ライブラリ      | 組織            | Stars | オーケストレーション | LoRA | MoE
verl           | ByteDance        | 19.7K | Ray              | ✅   | ✅
ART            | OpenPipe         |  9.0K | asyncio+mp       | ✅   | ✅
SLIME          | THUDM            |  4.6K | Ray              | ❌   | ✅
AReaL          | inclusionAI      |  4.3K | asyncio/Ray      | ✅   | ✅
verifiers-rl   | PrimeIntellect   |  3.9K | asyncio+threading| ✅   | ❌
open-instruct  | AI2              |  3.6K | Ray              | ❌   | ❌
ROLL           | Alibaba          |  2.9K | Ray              | ✅   | ✅
Tunix          | Google           |  2.2K | asyncio+JAX      | ✅   | ❌
SkyRL          | NovaSky-AI       |  1.7K | Ray              | ✅   | ✅
NeMo-RL        | NVIDIA           |  1.4K | Ray              | ✅   | ✅
PRIME-RL       | PrimeIntellect   |  1.1K | asyncio+FS/ZMQ   | ✅   | ✅
MILES          | radixark         |  1.0K | Ray              | ✅   | ✅
Atropos        | NousResearch     |  0.9K | HTTP             | ✅   | ❌
TorchForge     | Meta             |  0.6K | Monarch(PyTorch) | ❌   | ❌
OAT            | SAIL-SG          |  0.6K | Ray              | ✅   | ❌
PipelineRL     | ServiceNow       |  0.4K | asyncio+Redis    | ✅   | ❌

Open issues presented by DeepSeek-V3.2

There are open issues affecting all 16 libraries. The case of DeepSeek-V3.2 made this clear.

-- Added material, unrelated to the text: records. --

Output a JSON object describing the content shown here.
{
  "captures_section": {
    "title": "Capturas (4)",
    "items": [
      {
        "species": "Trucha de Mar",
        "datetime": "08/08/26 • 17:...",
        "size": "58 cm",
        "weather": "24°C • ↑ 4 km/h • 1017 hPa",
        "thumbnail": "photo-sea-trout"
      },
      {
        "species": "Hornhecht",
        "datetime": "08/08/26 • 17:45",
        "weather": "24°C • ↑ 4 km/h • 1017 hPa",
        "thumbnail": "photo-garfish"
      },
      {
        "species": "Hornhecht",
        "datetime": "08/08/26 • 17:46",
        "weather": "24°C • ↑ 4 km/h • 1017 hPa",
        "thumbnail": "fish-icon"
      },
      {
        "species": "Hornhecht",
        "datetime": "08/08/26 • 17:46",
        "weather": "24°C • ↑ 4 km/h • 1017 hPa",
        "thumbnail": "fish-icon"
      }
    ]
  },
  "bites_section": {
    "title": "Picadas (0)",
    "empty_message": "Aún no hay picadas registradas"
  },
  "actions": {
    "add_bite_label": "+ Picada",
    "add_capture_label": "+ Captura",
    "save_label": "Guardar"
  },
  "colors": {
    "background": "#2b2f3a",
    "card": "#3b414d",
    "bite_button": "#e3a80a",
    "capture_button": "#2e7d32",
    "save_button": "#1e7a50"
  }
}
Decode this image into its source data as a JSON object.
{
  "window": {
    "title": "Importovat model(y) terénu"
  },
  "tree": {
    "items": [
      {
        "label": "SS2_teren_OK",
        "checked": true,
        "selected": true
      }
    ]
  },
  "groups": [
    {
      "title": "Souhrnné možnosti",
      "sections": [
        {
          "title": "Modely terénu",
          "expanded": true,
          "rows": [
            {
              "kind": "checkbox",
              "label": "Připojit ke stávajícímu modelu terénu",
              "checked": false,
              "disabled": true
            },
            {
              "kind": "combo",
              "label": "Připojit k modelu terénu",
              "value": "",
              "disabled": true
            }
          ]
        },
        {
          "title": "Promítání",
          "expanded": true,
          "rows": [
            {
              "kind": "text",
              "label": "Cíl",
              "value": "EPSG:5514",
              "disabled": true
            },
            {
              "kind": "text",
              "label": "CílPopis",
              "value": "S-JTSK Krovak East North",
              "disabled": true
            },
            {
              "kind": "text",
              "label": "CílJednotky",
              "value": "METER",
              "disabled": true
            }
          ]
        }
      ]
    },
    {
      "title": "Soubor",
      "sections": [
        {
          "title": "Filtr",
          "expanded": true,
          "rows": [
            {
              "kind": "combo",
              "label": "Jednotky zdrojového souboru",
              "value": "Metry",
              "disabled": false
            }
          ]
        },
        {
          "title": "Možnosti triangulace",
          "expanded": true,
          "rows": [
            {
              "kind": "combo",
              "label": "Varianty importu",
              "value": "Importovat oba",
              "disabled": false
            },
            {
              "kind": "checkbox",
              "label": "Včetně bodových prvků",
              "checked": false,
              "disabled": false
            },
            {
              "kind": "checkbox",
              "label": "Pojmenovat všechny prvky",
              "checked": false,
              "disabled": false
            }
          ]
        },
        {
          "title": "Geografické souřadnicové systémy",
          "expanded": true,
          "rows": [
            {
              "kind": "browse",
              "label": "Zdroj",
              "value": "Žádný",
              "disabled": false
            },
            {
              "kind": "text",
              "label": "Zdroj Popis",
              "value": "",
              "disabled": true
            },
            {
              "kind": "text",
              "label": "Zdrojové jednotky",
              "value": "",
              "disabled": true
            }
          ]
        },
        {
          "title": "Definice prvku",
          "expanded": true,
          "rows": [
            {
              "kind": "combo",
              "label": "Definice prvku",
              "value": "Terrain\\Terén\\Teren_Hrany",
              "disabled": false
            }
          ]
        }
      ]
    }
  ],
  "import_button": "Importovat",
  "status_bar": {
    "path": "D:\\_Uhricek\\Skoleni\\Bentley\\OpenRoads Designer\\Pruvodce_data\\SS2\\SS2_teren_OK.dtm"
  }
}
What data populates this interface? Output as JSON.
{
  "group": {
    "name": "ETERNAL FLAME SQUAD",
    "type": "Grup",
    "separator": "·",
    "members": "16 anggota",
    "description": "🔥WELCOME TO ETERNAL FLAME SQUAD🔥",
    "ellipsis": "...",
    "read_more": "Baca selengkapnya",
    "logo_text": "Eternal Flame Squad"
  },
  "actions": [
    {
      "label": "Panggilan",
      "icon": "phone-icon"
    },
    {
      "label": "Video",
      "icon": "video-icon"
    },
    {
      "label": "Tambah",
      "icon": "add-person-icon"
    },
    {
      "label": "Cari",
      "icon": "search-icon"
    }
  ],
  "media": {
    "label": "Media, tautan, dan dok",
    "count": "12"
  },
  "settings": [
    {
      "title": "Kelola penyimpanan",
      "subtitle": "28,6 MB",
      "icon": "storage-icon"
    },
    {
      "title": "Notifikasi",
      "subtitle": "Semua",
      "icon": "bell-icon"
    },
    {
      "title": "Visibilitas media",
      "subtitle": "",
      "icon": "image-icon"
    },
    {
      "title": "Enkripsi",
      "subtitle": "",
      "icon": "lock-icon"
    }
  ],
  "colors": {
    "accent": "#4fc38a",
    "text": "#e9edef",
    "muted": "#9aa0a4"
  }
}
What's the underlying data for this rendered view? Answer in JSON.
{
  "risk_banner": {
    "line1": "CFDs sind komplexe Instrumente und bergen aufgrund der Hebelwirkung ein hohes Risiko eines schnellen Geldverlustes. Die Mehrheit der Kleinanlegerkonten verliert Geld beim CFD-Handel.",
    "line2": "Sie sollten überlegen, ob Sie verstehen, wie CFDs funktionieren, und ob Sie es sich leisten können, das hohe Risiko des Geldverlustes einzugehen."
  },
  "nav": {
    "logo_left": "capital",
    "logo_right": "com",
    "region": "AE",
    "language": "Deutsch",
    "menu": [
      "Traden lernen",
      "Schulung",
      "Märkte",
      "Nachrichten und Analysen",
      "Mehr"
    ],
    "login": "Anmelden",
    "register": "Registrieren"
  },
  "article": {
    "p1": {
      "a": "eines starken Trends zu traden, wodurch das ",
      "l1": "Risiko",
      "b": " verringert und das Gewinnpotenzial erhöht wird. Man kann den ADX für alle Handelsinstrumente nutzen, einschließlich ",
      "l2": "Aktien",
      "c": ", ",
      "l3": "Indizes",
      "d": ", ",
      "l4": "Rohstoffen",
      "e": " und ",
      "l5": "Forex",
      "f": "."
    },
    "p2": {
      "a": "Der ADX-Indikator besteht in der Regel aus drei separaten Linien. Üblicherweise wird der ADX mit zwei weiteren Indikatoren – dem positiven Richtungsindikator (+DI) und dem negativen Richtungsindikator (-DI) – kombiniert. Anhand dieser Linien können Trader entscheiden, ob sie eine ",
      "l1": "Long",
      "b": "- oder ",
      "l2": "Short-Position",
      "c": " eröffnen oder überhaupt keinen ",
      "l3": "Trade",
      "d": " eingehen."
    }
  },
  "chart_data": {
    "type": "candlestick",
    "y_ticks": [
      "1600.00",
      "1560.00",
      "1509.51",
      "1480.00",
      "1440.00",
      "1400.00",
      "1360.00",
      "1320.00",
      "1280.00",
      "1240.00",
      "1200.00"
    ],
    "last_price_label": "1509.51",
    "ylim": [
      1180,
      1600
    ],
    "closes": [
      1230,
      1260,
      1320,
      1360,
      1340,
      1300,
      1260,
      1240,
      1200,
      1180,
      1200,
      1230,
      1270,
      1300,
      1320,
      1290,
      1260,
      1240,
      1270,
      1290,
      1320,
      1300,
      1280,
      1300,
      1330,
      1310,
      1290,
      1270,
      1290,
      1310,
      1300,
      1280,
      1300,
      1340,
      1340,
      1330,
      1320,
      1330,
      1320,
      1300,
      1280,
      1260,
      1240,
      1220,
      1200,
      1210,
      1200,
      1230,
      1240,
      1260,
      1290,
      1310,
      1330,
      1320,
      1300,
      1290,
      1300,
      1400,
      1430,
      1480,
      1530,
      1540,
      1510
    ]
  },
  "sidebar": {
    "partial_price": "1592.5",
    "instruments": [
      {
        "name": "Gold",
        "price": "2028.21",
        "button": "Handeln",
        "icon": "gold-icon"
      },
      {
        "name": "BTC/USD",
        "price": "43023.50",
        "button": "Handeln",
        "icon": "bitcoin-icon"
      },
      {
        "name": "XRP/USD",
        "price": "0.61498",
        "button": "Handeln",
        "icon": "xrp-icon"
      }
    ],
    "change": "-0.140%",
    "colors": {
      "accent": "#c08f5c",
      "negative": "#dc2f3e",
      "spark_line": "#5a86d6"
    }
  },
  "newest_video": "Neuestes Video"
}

Keep Routing Problem: The calculation of expert routing is slightly different between inference (vLLM) and training (Megatron), and different experts may be selected due to floating point rounding differences. To solve this problem, it is necessary to record the routing paths during inference in a sample and forcefully reapply them during training.

Keep Sampling Mask problem: If some vocabulary is masked and generated using top-p sampling, the ratio of Importance Sampling will be undefined unless the same mask is applied during training. This also requires saving the mask during inference and reapplying it during training.

There are currently zero libraries that support either of these. Next-generation training frameworks remain a challenge to be solved.

Selection guidelines by application

If you need maximum throughput (more than 100M tokens/day), use verl (ByteDance). Fully compatible with Megatron + EP, 20ms weight synchronization using bucketed NCCL can be achieved.

If simplicity is your priority, choose PipelineRL or ART. Native Python implementation without Ray, easy to use even in a small GPU environment.

If you want to strictly manage staleness, use PRIME-RL (PrimeIntellect). It is a 3-layer hybrid of version rejection + depth bounding + IS, and also supports process rewards.

If you need MoE model training, use verl, NeMo-RL (NVIDIA official), or SLIME (THUDM is an organization close to DeepSeek).

If you want to support any inference server, use Atropos (NousResearch). You can use any vLLM/SGLang/OpenAI API compatible server with FastAPI-based HTTP microservices. The latency will be higher accordingly.